Question de M. DÉTRAIGNE Yves (Marne - UC) publiée le 14/01/2021

M. Yves Détraigne souhaite appeler l'attention de M. le garde des sceaux, ministre de la justice, sur la situation des mineurs non accompagnés (MNA) lorsqu'ils arrivent à l'âge de la majorité à la suite de l'affaire du « boulanger de Besançon », en grève de la faim pour soutenir son jeune apprenti menacé d'expulsion.

En France, de nombreux jeunes arrivés mineurs sur notre territoire, souvent après des parcours difficiles et douloureux, manifestent un courage exemplaire pour surmonter leurs malheurs, se former, travailler…

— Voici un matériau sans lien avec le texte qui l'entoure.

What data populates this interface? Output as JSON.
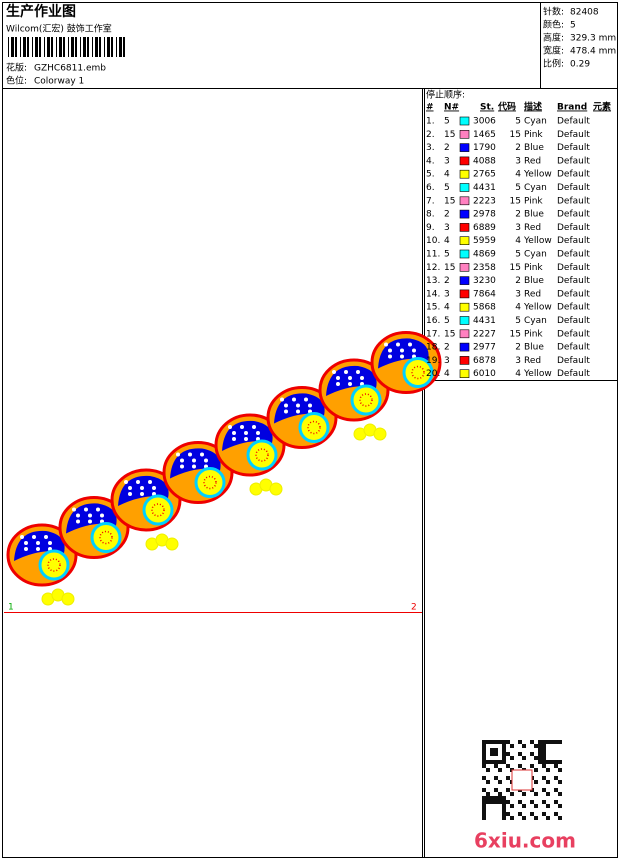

À leur arrivée en France, leur minorité est scrutée à la loupe par les conseils départementaux et près d'une demande de prise en charge sur deux est rejetée. Ainsi, la Cour des comptes a récemment dressé un panorama « critique » de leur prise en charge qu'elle décrit comme éloignée des objectifs attachés à la protection des enfants. Selon elle, les conditions d'évaluation de la minorité et d'isolement s'avèrent très hétérogènes selon les territoires et soulève la question de l'égalité d'accès au droit.

Quand ils atteignent leur majorité, une deuxième épreuve les attend. Car, même si leur identité a été reconnue au départ par un juge des enfants, leurs documents d'état civil sont régulièrement contestés, malgré leur validation par les autorités de leur pays d'origine. C'est ainsi que des jeunes formés, qualifiés et insérés sont expulsés ou se retrouvent réduits à la clandestinité.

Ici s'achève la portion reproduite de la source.